When Ramsey told him the good news last December, Turner replied, “See, I told you if you stuck with this old man, we’d all do good,” before proceeding to strut about the room. The $80,000 or so that the song would fetch in royalties was a small fortune to Turner. At age 94, he had achieved more than he ever imagined.

Indeed, it was just five years ago that Turner released his first full-length album, Everybody Hollerin’ Goat, on Birdman Records. Produced by Luther Dickinson of the North Mississippi All-Stars, the record was named by Rolling Stone as one of the top five blues albums of the 1990s. During the latter half of that decade, Turner was featured on Good Morning America and All Things Considered, and he was profiled in The New York Times, The Oxford American, Living Blues, Billboard and the French publication Vibrations, among other newspapers and magazines.

Ironically, these happy times coincided with deep sadness for Turner. Here he was, making more money and receiving greater acclaim than ever, and his daughter Bernice—his primary caretaker—was dying of breast cancer. The two were unusually devoted to one another, so much that after Turner’s wife (Bernice’s mother) died in 1995, Bernice left her husband behind in Houston so that she could look after her father.

“I’ve always been there for my daddy,” Bernice said in 1999. “My mama always told me when I was growing up and when her health started getting bad that I should take care of my daddy. When I got married and moved to Houston, my dad cried the whole time I was there. I said, 'To hell with it, I’m going home.’ ”

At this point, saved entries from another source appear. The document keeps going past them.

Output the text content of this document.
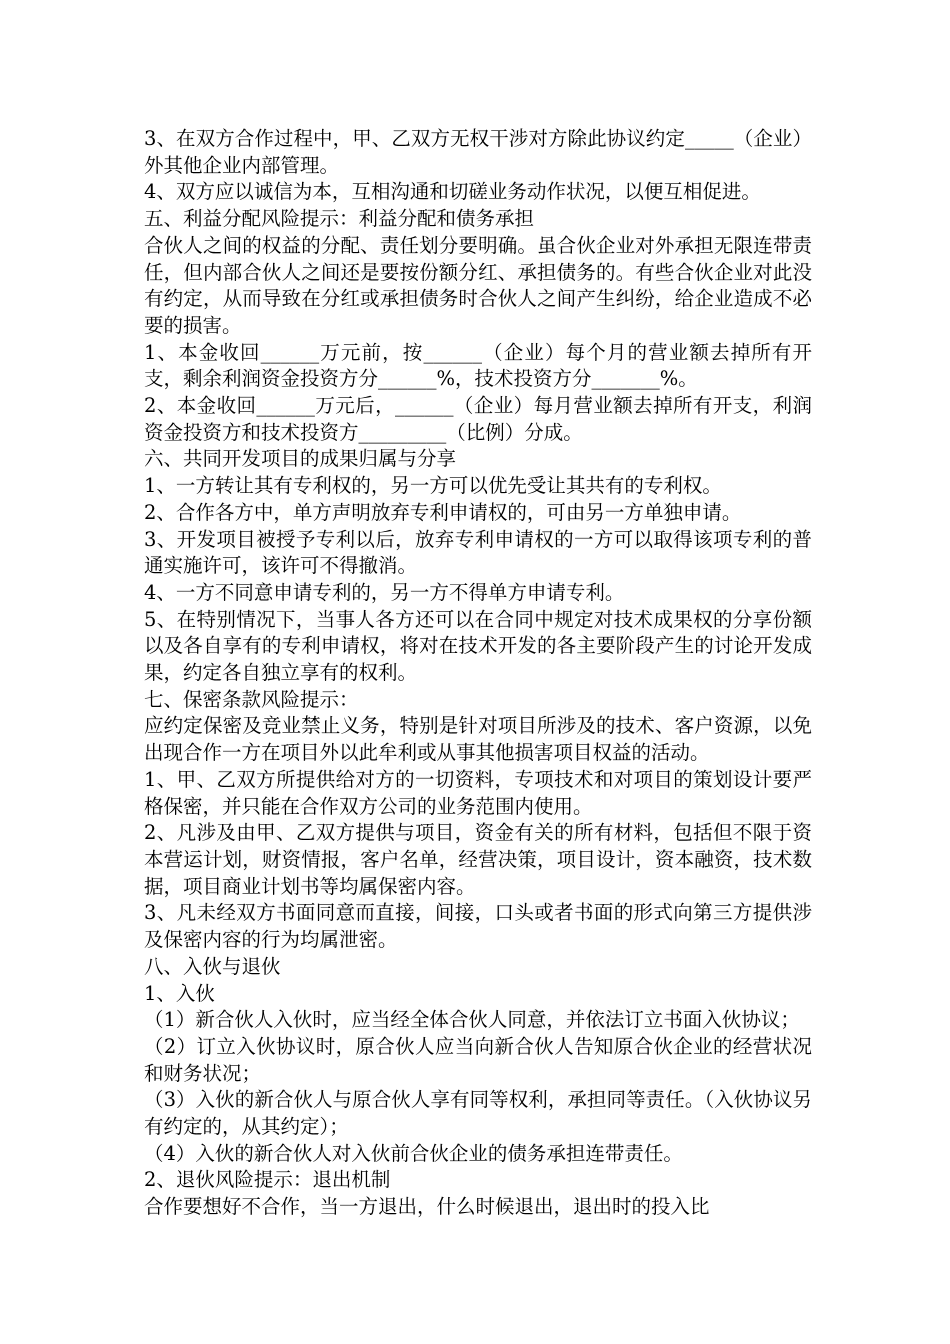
3、在双方合作过程中，甲、乙双方无权干涉对方除此协议约定_____（企业）外其他企业内部管理。

4、双方应以诚信为本，互相沟通和切磋业务动作状况，以便互相促进。

五、利益分配风险提示：利益分配和债务承担

合伙人之间的权益的分配、责任划分要明确。虽合伙企业对外承担无限连带责任，但内部合伙人之间还是要按份额分红、承担债务的。有些合伙企业对此没有约定，从而导致在分红或承担债务时合伙人之间产生纠纷，给企业造成不必要的损害。

1、本金收回______万元前，按______（企业）每个月的营业额去掉所有开支，剩余利润资金投资方分______%，技术投资方分_______%。

2、本金收回______万元后，______（企业）每月营业额去掉所有开支，利润资金投资方和技术投资方_________（比例）分成。

六、共同开发项目的成果归属与分享

1、一方转让其有专利权的，另一方可以优先受让其共有的专利权。

2、合作各方中，单方声明放弃专利申请权的，可由另一方单独申请。

3、开发项目被授予专利以后，放弃专利申请权的一方可以取得该项专利的普通实施许可，该许可不得撤消。

4、一方不同意申请专利的，另一方不得单方申请专利。

5、在特别情况下，当事人各方还可以在合同中规定对技术成果权的分享份额以及各自享有的专利申请权，将对在技术开发的各主要阶段产生的讨论开发成果，约定各自独立享有的权利。

七、保密条款风险提示：

应约定保密及竞业禁止义务，特别是针对项目所涉及的技术、客户资源，以免出现合作一方在项目外以此牟利或从事其他损害项目权益的活动。

1、甲、乙双方所提供给对方的一切资料，专项技术和对项目的策划设计要严格保密，并只能在合作双方公司的业务范围内使用。

2、凡涉及由甲、乙双方提供与项目，资金有关的所有材料，包括但不限于资本营运计划，财资情报，客户名单，经营决策，项目设计，资本融资，技术数据，项目商业计划书等均属保密内容。

3、凡未经双方书面同意而直接，间接，口头或者书面的形式向第三方提供涉及保密内容的行为均属泄密。

八、入伙与退伙

1、入伙

（1）新合伙人入伙时，应当经全体合伙人同意，并依法订立书面入伙协议；

（2）订立入伙协议时，原合伙人应当向新合伙人告知原合伙企业的经营状况和财务状况；

（3）入伙的新合伙人与原合伙人享有同等权利，承担同等责任。（入伙协议另有约定的，从其约定）；

（4）入伙的新合伙人对入伙前合伙企业的债务承担连带责任。

2、退伙风险提示：退出机制

合作要想好不合作，当一方退出，什么时候退出，退出时的投入比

In mid-February, during what would be Bill Ramsey’s final meeting with Turner, the two men discussed how the proceeds from Gangs of New York would be allocated among Turner’s family members. “He told me then that he was glad he had been able to see me before he died,” Ramsey says. But the comment went unnoticed until Turner’s passing two weeks later. “I guess he knew,” Ramsey adds.

Immediately after that visit, Turner fell ill. At first, it was just a case of the flu; quickly, however, it turned into pneumonia. Concerned, Turner’s daughters sent him to the hospital, but after a few days, he seemed better and was released. He went to stay with one of his daughters, Betty Turner Freeman, as Bernice lay dying at the home of another sister, Dorothy Turner. Two days before his passing, Freeman said that her father had quit eating; he died peacefully at her house Feb. 27. Later that day, Bernice, who was just 48, quietly followed.

“Everything we planned and dreamed of seems meaningless now,” Ramsey says. “Now I realize that the money doesn’t matter.”

A simple farmer and poor black man, Otha Turner was given a quarter-page obituary in The New York Times and featured on CNN. Doubtless, that recognition is mostly due to the efforts of Bill Ramsey, the grandson of a plantation owner for whom the fife player once toiled as a sharecropper.

Ramsey’s love and respect for Turner showed that in one generation, some of the prejudices of past generations can be transcended. The two men may have come from vastly different circumstances, but they shared a remarkable, if unlikely, friendship, one rooted in a shared belief in equality and in the raw, rhythmic music that will live on as Otha Turner’s singular legacy.